The composition of the universe is surprisingly tricky to pin down. Besides dark energy, space is also filled with an invisible form of matter known as dark matter. Astronomers now know that normal, visible matter makes up just 5 percent of the universe, while enigmatic dark matter and dark energy constitute 26 percent and 69 percent, respectively. In other words, astronomers don’t really understand what about 95 percent of the universe is really made of.
And even decades after their discovery, scientists still know shockingly little about the “dark” forces that rule our universe. “Understanding and measuring dark matter and dark energy is hard,” says Riess. “Imagine bumping around in a dark room, occasionally touching an elephant, having never seen one, and [trying to understand] what it is, what it looks like.”
But the dark room is the size of the universe and instead of touching the elephant, astronomers can only see the effects it has on other objects. Astronomers can see that dark matter gravitationally interacts with visible matter, so they suspect it to be made up of one or more unknown particles. Dark energy could be a fifth fundamental force of the universe. (The known four are: the weak force, the strong force, gravity, and electromagnetism.) But its exact properties are still a mystery, especially since dark energy seems to have randomly turned itself on. Riess says the most recent measurements show that dark energy really kicked off this acceleration about 5 billion to 6 billion years ago, and it’s been the dominant force ever since.

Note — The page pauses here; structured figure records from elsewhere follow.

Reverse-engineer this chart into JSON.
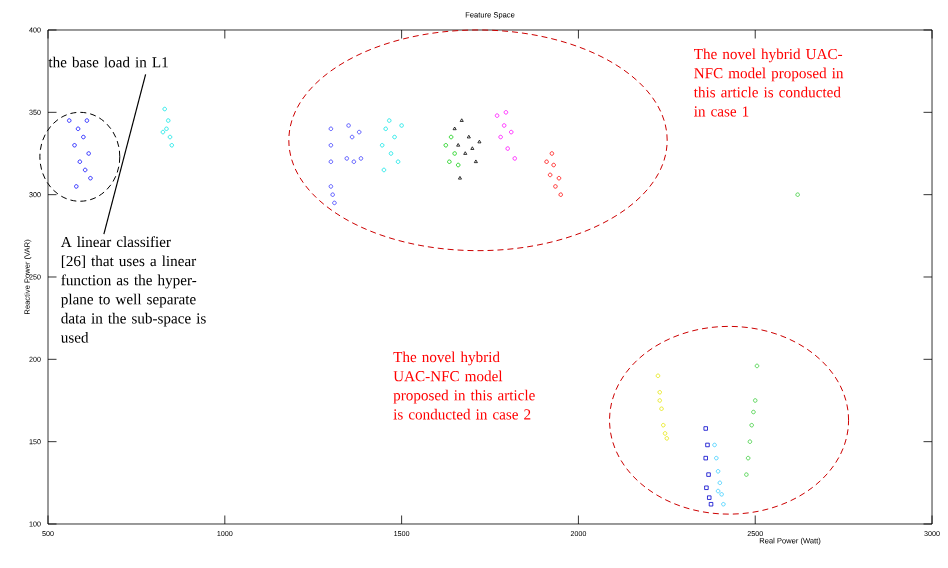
{
  "chart_data": {
    "type": "scatter",
    "title": "Feature Space",
    "xlabel": "Real Power (Watt)",
    "ylabel": "Reactive Power (VAR)",
    "xlim": [
      500,
      3000
    ],
    "ylim": [
      100,
      400
    ],
    "xticks": [
      500,
      1000,
      1500,
      2000,
      2500,
      3000
    ],
    "yticks": [
      100,
      150,
      200,
      250,
      300,
      350,
      400
    ],
    "annotations": [
      "the base load in L1",
      "A linear classifier [26] that uses a linear function as the hyper-plane to well separate data in the sub-space is used",
      "The novel hybrid UAC-NFC model proposed in this article is conducted in case 1",
      "The novel hybrid UAC-NFC model proposed in this article is conducted in case 2"
    ],
    "series": [
      {
        "color": "#0000ff",
        "marker": "circle",
        "x": [
          560,
          575,
          585,
          590,
          600,
          605,
          615,
          620,
          580,
          610
        ],
        "values": [
          345,
          330,
          340,
          320,
          335,
          315,
          325,
          310,
          305,
          345
        ]
      },
      {
        "color": "#00e5e5",
        "marker": "circle",
        "x": [
          830,
          835,
          840,
          845,
          850,
          825
        ],
        "values": [
          352,
          340,
          345,
          335,
          330,
          338
        ]
      },
      {
        "color": "#3333ff",
        "marker": "circle",
        "x": [
          1300,
          1300,
          1300,
          1305,
          1300,
          1310,
          1350,
          1360,
          1380,
          1345,
          1365,
          1385
        ],
        "values": [
          340,
          330,
          320,
          300,
          305,
          295,
          342,
          335,
          338,
          322,
          320,
          322
        ]
      },
      {
        "color": "#00e5e5",
        "marker": "circle",
        "x": [
          1445,
          1455,
          1465,
          1470,
          1480,
          1450,
          1490,
          1500
        ],
        "values": [
          330,
          340,
          345,
          325,
          335,
          315,
          320,
          342
        ]
      },
      {
        "color": "#00cc00",
        "marker": "circle",
        "x": [
          1625,
          1635,
          1640,
          1650,
          1660
        ],
        "values": [
          330,
          320,
          335,
          325,
          318
        ]
      },
      {
        "color": "#000000",
        "marker": "triangle",
        "x": [
          1650,
          1660,
          1670,
          1680,
          1690,
          1700,
          1720,
          1665,
          1710
        ],
        "values": [
          340,
          330,
          345,
          325,
          335,
          328,
          332,
          310,
          320
        ]
      },
      {
        "color": "#ff00ff",
        "marker": "circle",
        "x": [
          1770,
          1780,
          1790,
          1800,
          1810,
          1795,
          1820
        ],
        "values": [
          348,
          335,
          342,
          328,
          338,
          350,
          322
        ]
      },
      {
        "color": "#ff0000",
        "marker": "circle",
        "x": [
          1910,
          1920,
          1930,
          1935,
          1945,
          1950,
          1925
        ],
        "values": [
          320,
          312,
          318,
          305,
          310,
          300,
          325
        ]
      },
      {
        "color": "#e5e500",
        "marker": "circle",
        "x": [
          2225,
          2230,
          2235,
          2240,
          2245,
          2230,
          2250
        ],
        "values": [
          190,
          180,
          170,
          160,
          155,
          175,
          152
        ]
      },
      {
        "color": "#0000cc",
        "marker": "square",
        "x": [
          2360,
          2365,
          2360,
          2368,
          2362,
          2370,
          2375
        ],
        "values": [
          158,
          148,
          140,
          130,
          122,
          116,
          112
        ]
      },
      {
        "color": "#33ccff",
        "marker": "circle",
        "x": [
          2385,
          2390,
          2395,
          2400,
          2405,
          2410,
          2395
        ],
        "values": [
          148,
          140,
          132,
          125,
          118,
          112,
          120
        ]
      },
      {
        "color": "#33cc33",
        "marker": "circle",
        "x": [
          2620,
          2505,
          2475,
          2480,
          2485,
          2490,
          2495,
          2500
        ],
        "values": [
          300,
          196,
          130,
          140,
          150,
          160,
          168,
          175
        ]
      }
    ]
  }
}
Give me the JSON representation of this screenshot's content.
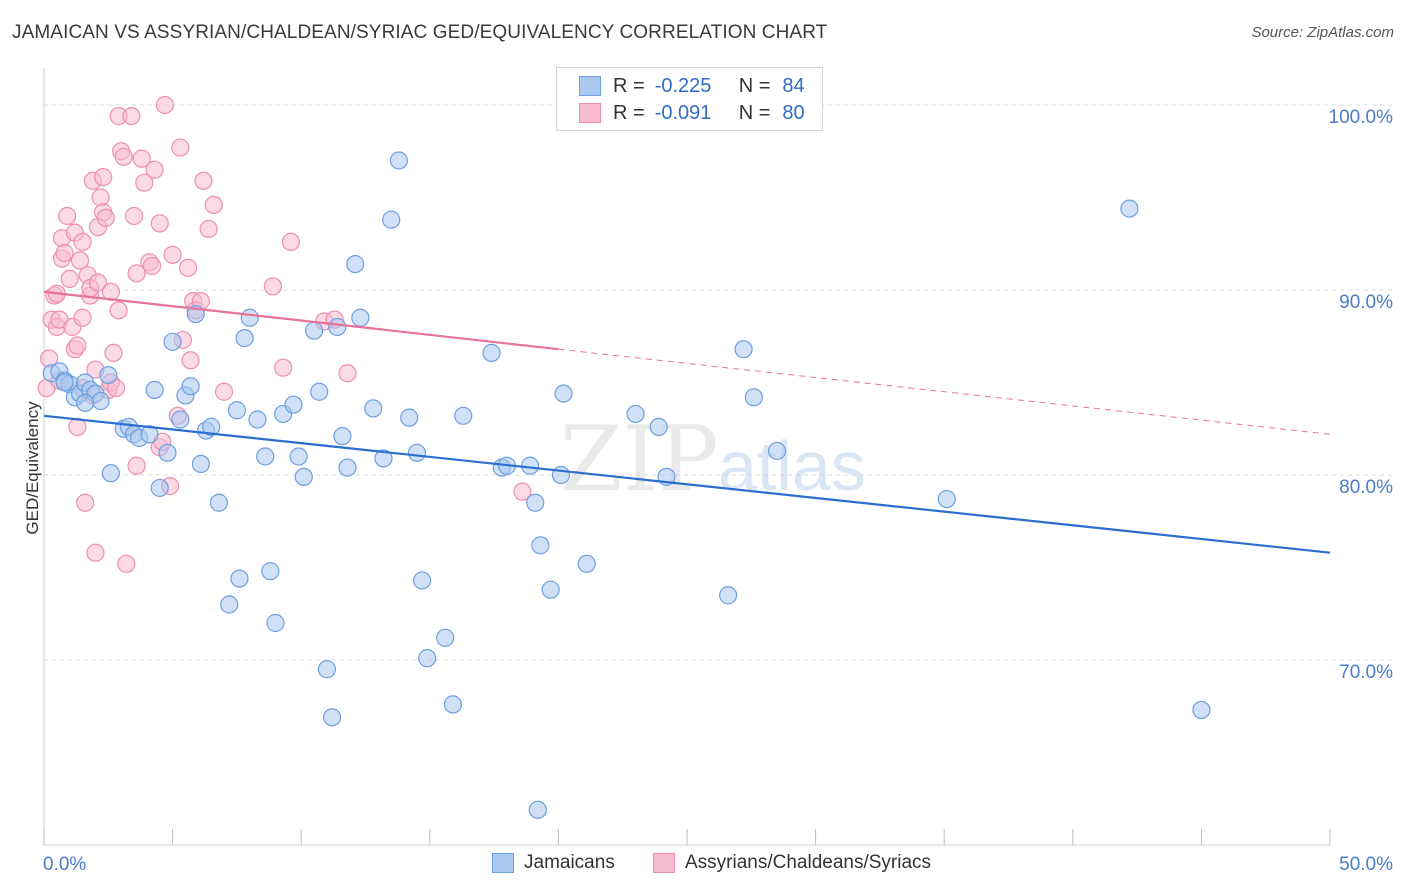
{
  "title": "JAMAICAN VS ASSYRIAN/CHALDEAN/SYRIAC GED/EQUIVALENCY CORRELATION CHART",
  "source": "Source: ZipAtlas.com",
  "watermark": {
    "zip": "ZIP",
    "atlas": "atlas"
  },
  "legend_top": [
    {
      "r_label": "R =",
      "r_value": "-0.225",
      "n_label": "N =",
      "n_value": "84"
    },
    {
      "r_label": "R =",
      "r_value": "-0.091",
      "n_label": "N =",
      "n_value": "80"
    }
  ],
  "colors": {
    "blue_fill": "#aac8f0",
    "blue_stroke": "#6e9fe0",
    "blue_line": "#2a6fcf",
    "pink_fill": "#f7bcd0",
    "pink_stroke": "#ec8fae",
    "pink_line": "#e8739a",
    "tick_text": "#4a7cc9",
    "grid": "#d9d9d9"
  },
  "chart_data": {
    "type": "scatter",
    "title": "JAMAICAN VS ASSYRIAN/CHALDEAN/SYRIAC GED/EQUIVALENCY CORRELATION CHART",
    "xlabel": "",
    "ylabel": "GED/Equivalency",
    "xlim": [
      0,
      50
    ],
    "ylim": [
      60,
      102
    ],
    "x_tick_labels": [
      "0.0%",
      "50.0%"
    ],
    "y_ticks": [
      70,
      80,
      90,
      100
    ],
    "y_tick_labels": [
      "70.0%",
      "80.0%",
      "90.0%",
      "100.0%"
    ],
    "grid": true,
    "legend_position": "bottom",
    "series": [
      {
        "name": "Jamaicans",
        "color": "blue",
        "r": -0.225,
        "n": 84,
        "trend": {
          "x0": 0,
          "y0": 83.2,
          "x1": 50,
          "y1": 75.8
        },
        "points": [
          [
            0.3,
            85.5
          ],
          [
            0.6,
            85.6
          ],
          [
            0.8,
            85.1
          ],
          [
            1.0,
            84.9
          ],
          [
            1.2,
            84.2
          ],
          [
            1.4,
            84.4
          ],
          [
            1.6,
            85.0
          ],
          [
            1.8,
            84.6
          ],
          [
            2.0,
            84.4
          ],
          [
            2.2,
            84.0
          ],
          [
            2.5,
            85.4
          ],
          [
            2.6,
            80.1
          ],
          [
            3.1,
            82.5
          ],
          [
            3.3,
            82.6
          ],
          [
            3.5,
            82.2
          ],
          [
            3.7,
            82.0
          ],
          [
            4.1,
            82.2
          ],
          [
            4.3,
            84.6
          ],
          [
            4.5,
            79.3
          ],
          [
            4.8,
            81.2
          ],
          [
            5.0,
            87.2
          ],
          [
            5.3,
            83.0
          ],
          [
            5.5,
            84.3
          ],
          [
            5.7,
            84.8
          ],
          [
            5.9,
            88.7
          ],
          [
            6.1,
            80.6
          ],
          [
            6.3,
            82.4
          ],
          [
            6.5,
            82.6
          ],
          [
            6.8,
            78.5
          ],
          [
            7.2,
            73.0
          ],
          [
            7.5,
            83.5
          ],
          [
            7.6,
            74.4
          ],
          [
            7.8,
            87.4
          ],
          [
            8.0,
            88.5
          ],
          [
            8.3,
            83.0
          ],
          [
            8.6,
            81.0
          ],
          [
            8.8,
            74.8
          ],
          [
            9.0,
            72.0
          ],
          [
            9.3,
            83.3
          ],
          [
            9.7,
            83.8
          ],
          [
            9.9,
            81.0
          ],
          [
            10.1,
            79.9
          ],
          [
            10.5,
            87.8
          ],
          [
            10.7,
            84.5
          ],
          [
            11.0,
            69.5
          ],
          [
            11.2,
            66.9
          ],
          [
            11.4,
            88.0
          ],
          [
            11.6,
            82.1
          ],
          [
            11.8,
            80.4
          ],
          [
            12.1,
            91.4
          ],
          [
            12.3,
            88.5
          ],
          [
            12.8,
            83.6
          ],
          [
            13.2,
            80.9
          ],
          [
            13.5,
            93.8
          ],
          [
            13.8,
            97.0
          ],
          [
            14.2,
            83.1
          ],
          [
            14.5,
            81.2
          ],
          [
            14.7,
            74.3
          ],
          [
            14.9,
            70.1
          ],
          [
            15.6,
            71.2
          ],
          [
            15.9,
            67.6
          ],
          [
            16.3,
            83.2
          ],
          [
            17.4,
            86.6
          ],
          [
            17.8,
            80.4
          ],
          [
            18.0,
            80.5
          ],
          [
            18.9,
            80.5
          ],
          [
            19.1,
            78.5
          ],
          [
            19.3,
            76.2
          ],
          [
            19.7,
            73.8
          ],
          [
            19.2,
            61.9
          ],
          [
            20.1,
            80.0
          ],
          [
            20.2,
            84.4
          ],
          [
            21.1,
            75.2
          ],
          [
            23.0,
            83.3
          ],
          [
            23.9,
            82.6
          ],
          [
            24.2,
            79.9
          ],
          [
            26.6,
            73.5
          ],
          [
            27.2,
            86.8
          ],
          [
            27.6,
            84.2
          ],
          [
            28.5,
            81.3
          ],
          [
            35.1,
            78.7
          ],
          [
            42.2,
            94.4
          ],
          [
            45.0,
            67.3
          ],
          [
            0.8,
            85.0
          ],
          [
            1.6,
            83.9
          ]
        ]
      },
      {
        "name": "Assyrians/Chaldeans/Syriacs",
        "color": "pink",
        "r": -0.091,
        "n": 80,
        "trend_solid": {
          "x0": 0,
          "y0": 89.9,
          "x1": 20,
          "y1": 86.8
        },
        "trend_dashed": {
          "x0": 20,
          "y0": 86.8,
          "x1": 50,
          "y1": 82.2
        },
        "points": [
          [
            0.1,
            84.7
          ],
          [
            0.2,
            86.3
          ],
          [
            0.3,
            88.4
          ],
          [
            0.4,
            89.7
          ],
          [
            0.5,
            89.8
          ],
          [
            0.5,
            88.0
          ],
          [
            0.6,
            88.4
          ],
          [
            0.6,
            85.1
          ],
          [
            0.7,
            92.8
          ],
          [
            0.7,
            91.7
          ],
          [
            0.8,
            92.0
          ],
          [
            0.9,
            94.0
          ],
          [
            1.0,
            90.6
          ],
          [
            1.1,
            88.0
          ],
          [
            1.2,
            93.1
          ],
          [
            1.2,
            86.8
          ],
          [
            1.3,
            82.6
          ],
          [
            1.3,
            87.0
          ],
          [
            1.4,
            91.6
          ],
          [
            1.5,
            92.6
          ],
          [
            1.5,
            88.5
          ],
          [
            1.5,
            84.7
          ],
          [
            1.6,
            78.5
          ],
          [
            1.7,
            90.8
          ],
          [
            1.8,
            89.7
          ],
          [
            1.8,
            90.1
          ],
          [
            1.9,
            84.3
          ],
          [
            1.9,
            95.9
          ],
          [
            2.0,
            85.7
          ],
          [
            2.0,
            75.8
          ],
          [
            2.1,
            93.4
          ],
          [
            2.1,
            90.4
          ],
          [
            2.2,
            95.0
          ],
          [
            2.3,
            94.2
          ],
          [
            2.3,
            96.1
          ],
          [
            2.4,
            93.9
          ],
          [
            2.5,
            84.6
          ],
          [
            2.6,
            89.9
          ],
          [
            2.6,
            85.0
          ],
          [
            2.7,
            86.6
          ],
          [
            2.8,
            84.7
          ],
          [
            2.9,
            99.4
          ],
          [
            2.9,
            88.9
          ],
          [
            3.0,
            97.5
          ],
          [
            3.1,
            97.2
          ],
          [
            3.2,
            75.2
          ],
          [
            3.4,
            99.4
          ],
          [
            3.5,
            94.0
          ],
          [
            3.6,
            80.5
          ],
          [
            3.6,
            90.9
          ],
          [
            3.8,
            97.1
          ],
          [
            3.9,
            95.8
          ],
          [
            4.1,
            91.5
          ],
          [
            4.2,
            91.3
          ],
          [
            4.3,
            96.5
          ],
          [
            4.5,
            81.5
          ],
          [
            4.5,
            93.6
          ],
          [
            4.6,
            81.8
          ],
          [
            4.7,
            100.0
          ],
          [
            4.9,
            79.4
          ],
          [
            5.0,
            91.9
          ],
          [
            5.2,
            83.2
          ],
          [
            5.3,
            97.7
          ],
          [
            5.4,
            87.3
          ],
          [
            5.6,
            91.2
          ],
          [
            5.7,
            86.2
          ],
          [
            5.8,
            89.4
          ],
          [
            5.9,
            88.9
          ],
          [
            6.1,
            89.4
          ],
          [
            6.2,
            95.9
          ],
          [
            6.4,
            93.3
          ],
          [
            6.6,
            94.6
          ],
          [
            7.0,
            84.5
          ],
          [
            8.9,
            90.2
          ],
          [
            9.3,
            85.8
          ],
          [
            9.6,
            92.6
          ],
          [
            10.9,
            88.3
          ],
          [
            11.3,
            88.4
          ],
          [
            11.8,
            85.5
          ],
          [
            18.6,
            79.1
          ]
        ]
      }
    ]
  }
}
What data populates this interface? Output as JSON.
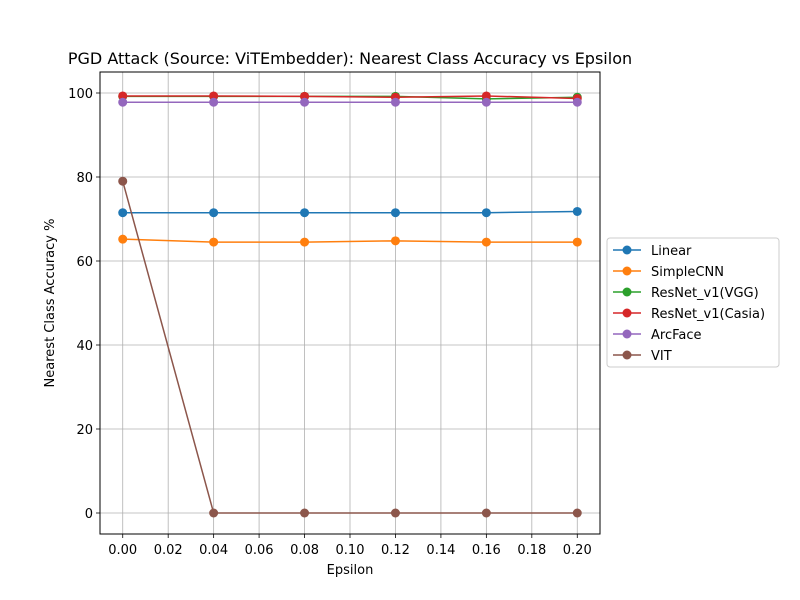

The simplest explanation for dark energy is that it is the intrinsic energy of space itself. Albert Einstein initially introduced such a concept to allow for a flat universe when laying out his theory of relativity. Einstein’s so-called cosmological constant is a repulsive force that counteracts the attractive force of gravity to allow for a universe that neither collapses nor expands. But, in the end, Einstein dismissed his concept after Edwin Hubble observed the universe expanding. The Nobel-winning supernovae work in the 1990s resurrected [Einstein's] cosmological constant and related it to dark energy.

Though astronomers cannot see dark matter directly, they can infer its location from observations. The distribution of dark matter (magenta) in supercluster Abell 901/902 is revealed in this photo by combining a visible light image of the supercluster and a dark matter map of the area. | VISIBLE LIGHT: ESO, C. Wolf (Oxford University, U.K.), K. Meisenheimer (Max-Planck Institute for Astronomy, Heidelberg), and the COMBO-17 collaboration. DARK MATTER MAP: NASA, ESA, C. Heymans (University of British Columbia, Vancouver), M. Gray (University of Nottingham, U.K.), M. Barden (Innsbruck), and the STAGES collaboration.

What lies ahead

To ultimately resolve this dark energy puzzle, Riess says scientists will need more than just measurements. The world’s best theoretical physicists have tried to work out a grand unified theory of physics that fully explains all aspects of the universe. But so far, gravity and quantum physics don’t seem to mesh, despite the fact that theorists believe their unification is essential to any theory that will also explain dark energy.

One thing scientists have been able to figure out, however, is the profound impact dark energy will have on the universe in the distant future.
If the contribution of dark energy grows as the universe ages, the universe will expand progressively faster over time. Other galaxies beyond our Local Group — which will have merged into a single giant galaxy nicknamed Milkomeda — will eventually be whisked out to such great distances that any far-future occupants of our solar system wouldn’t be able to view them.
In fact, Alexei Filippenko, an astronomer at University of California, Berkeley, who has worked with both teams that discovered dark energy, says, “If all records are lost, future civilizations might not ever know about other galaxies.” For them, he says, “[The universe] will be a cold, dark, lonely place.